After a week of exhaustive searching, the posse caught up with Willard near Shell Creek but after a day and half’s chase through a salt marsh they lost him again. Despite the hardships of the search, Reasoner noted that it was also exhilarating.  “I tell you it is an exciting kind of a New Year’s call – to walk up to a house with your gun cocked and all ready, not knowing but what your man would run out at any time, and blaze away at one of us with a Winchester – or wondering whether he would stop when halted, and whether a fellow would have to shoot or not. I think if he had ran out 9 out of 10 of us would have banged away and yelled halt at the same time.”

The posse finally closed in on Willard at the farm of a man named Smallwood, where they flushed him out of a makeshift bed in the scrub. Willard ran into the marsh, leaving behind his coat, shoes, and stockings. He evaded capture for two more days barefoot and soaked in the swamp, until he at last collapsed from exhaustion and was captured and taken back to face justice. “He had had nothing to eat for four days, and his feet were worn down to the bone and the ends of the toes stubbed off.

Catching a Murderer
Camp in the Myakka Swamp, frontispiece from Wildlife in Florida by F. Trench Townsend (1875)

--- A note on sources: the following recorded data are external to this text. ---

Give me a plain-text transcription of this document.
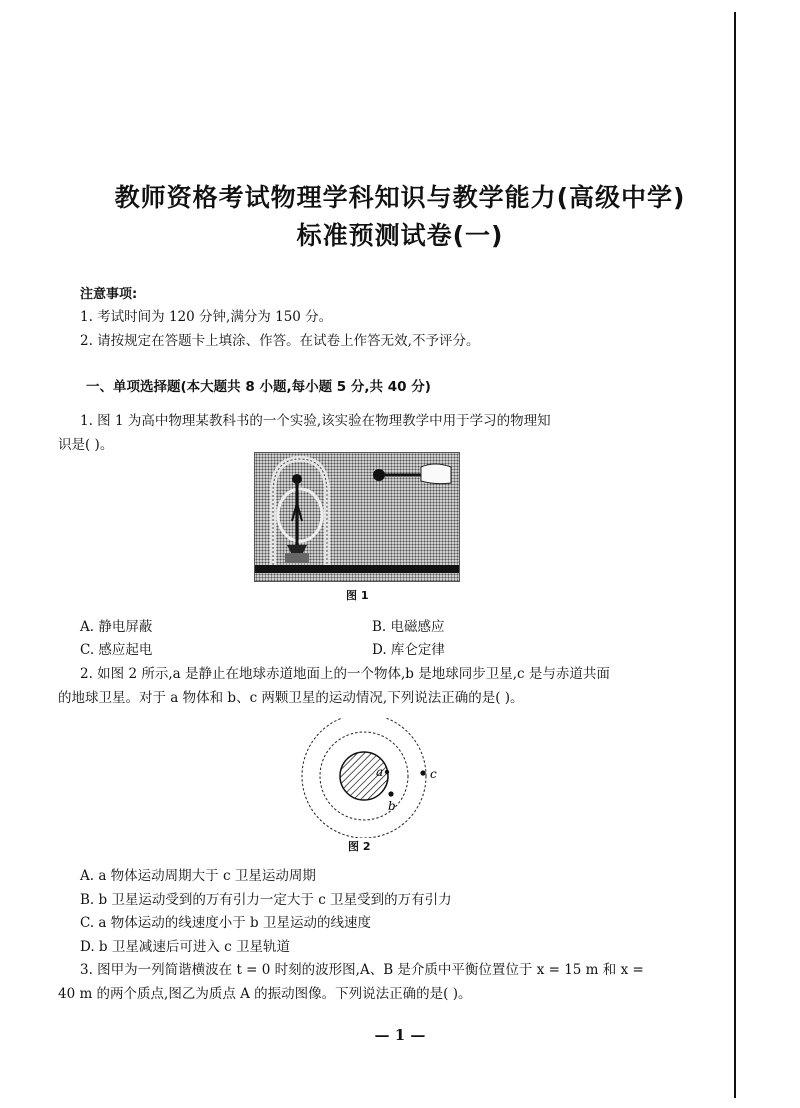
教师资格考试物理学科知识与教学能力(高级中学)
标准预测试卷(一)
注意事项:
1. 考试时间为 120 分钟,满分为 150 分。
2. 请按规定在答题卡上填涂、作答。在试卷上作答无效,不予评分。
一、单项选择题(本大题共 8 小题,每小题 5 分,共 40 分)
1. 图 1 为高中物理某教科书的一个实验,该实验在物理教学中用于学习的物理知
识是( )。
图 1
A. 静电屏蔽	B. 电磁感应
C. 感应起电	D. 库仑定律
2. 如图 2 所示,a 是静止在地球赤道地面上的一个物体,b 是地球同步卫星,c 是与赤道共面
的地球卫星。对于 a 物体和 b、c 两颗卫星的运动情况,下列说法正确的是( )。
a
b
c
图 2
A. a 物体运动周期大于 c 卫星运动周期
B. b 卫星运动受到的万有引力一定大于 c 卫星受到的万有引力
C. a 物体运动的线速度小于 b 卫星运动的线速度
D. b 卫星减速后可进入 c 卫星轨道
3. 图甲为一列简谐横波在 t = 0 时刻的波形图,A、B 是介质中平衡位置位于 x = 15 m 和 x =
40 m 的两个质点,图乙为质点 A 的振动图像。下列说法正确的是( )。
— 1 —
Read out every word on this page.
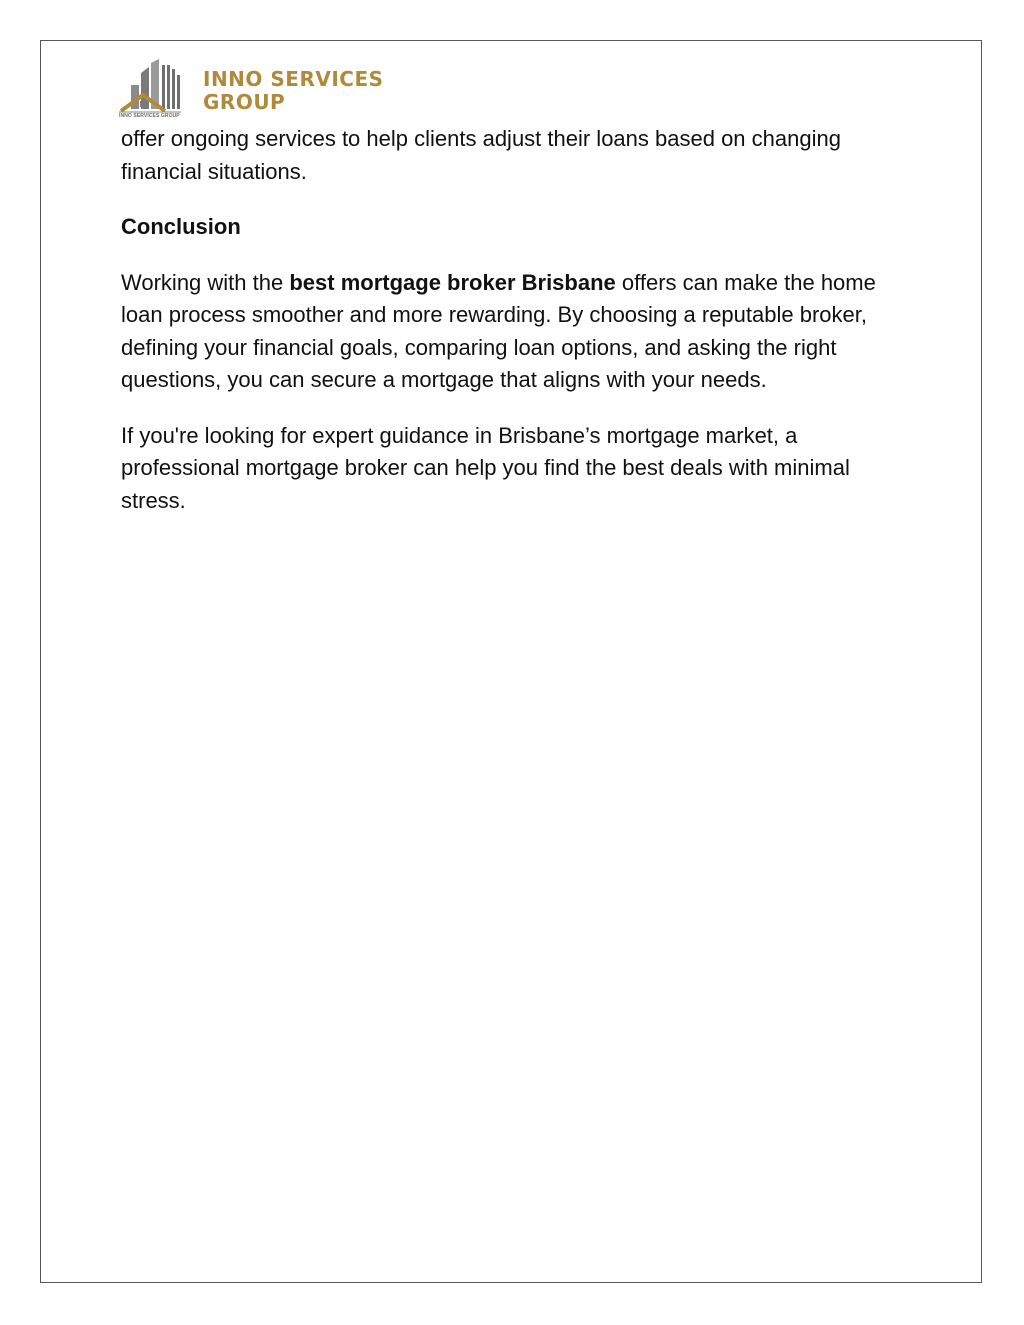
INNO SERVICES
GROUP
INNO SERVICES GROUP

offer ongoing services to help clients adjust their loans based on changing financial situations.

Conclusion

Working with the best mortgage broker Brisbane offers can make the home loan process smoother and more rewarding. By choosing a reputable broker, defining your financial goals, comparing loan options, and asking the right questions, you can secure a mortgage that aligns with your needs.

If you're looking for expert guidance in Brisbane’s mortgage market, a professional mortgage broker can help you find the best deals with minimal stress.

Meanwhile in Manatee, the rest of the conspirators faced a significant threat of their own. Outside the jail, a crowd gathered demanding the prisoners be turned over to them to be lynched, believing that the gang would not receive due justice in court and would be set free to cause more harm. The threat was serious enough that the prisoners were moved to an old warehouse out in the middle of the Manatee River and kept under strong guard until their arraignment at the county court in Pine Level. On the way, Bidwell attempted to poison himself, taking an overdose of morphine obtained from an unknown source, but survived. Public tensions ran so high that when the posse returned there were some calls to arrest the searchers themselves for failing to lynch Willard on the spot. However, Reasoner assured his parents, “we showed them our warrant and our deputy sheriff and told them to kiss —-.”

County Court
Postcard of Manatee County Courthouse

Nevertheless, Reasoner and the rest of the posse were as determined to see justice done as the lynching mob. For Reasoner, justice had one very clear outcome. Addressing his mother’s concerns about the public response to the affair and the safety of her eldest son in such a powder keg environment, Reasoner wrote, “You mustn’t worry a single bit, as there is no need of it. All the scamps are in the Pine Level Jail & if they break out they won’t go far….I shall not do anything imprudent, nor anything that I shall be sorry for afterwards, nor anything that will make you feel bad. But, if after a fair trial, the law fails to do its duty and hang these men, the people are determined to do it themselves. Not just a few men, but everybody, and I shall be willing to help.”

A short time later, at trial, Willard and Anderson were found guilty of murder and sentenced to life in prison. Bidwell was also found guilty as an accessory before the fact and given the death sentence, although this was later commuted to life in prison. Several other members of the SAS also served prison terms while others were released for turning state’s evidence against the gang. So ended their “dangerous brotherhood.”

A more detailed account of the activities of the SAS can be found in Janet Snyder Matthews’s article, “He Has Carried His Life in His Hands”: The “Sarasota Assassination Society” of 1884, The Florida Historical Quarterly Vol. 58, No. 1 (July 1979), as well as in her book, Edge of Wilderness: A Settlement History of Manatee River and Sarasota Bay, 1528-1885. Tulsa: Caprine Press, 1983.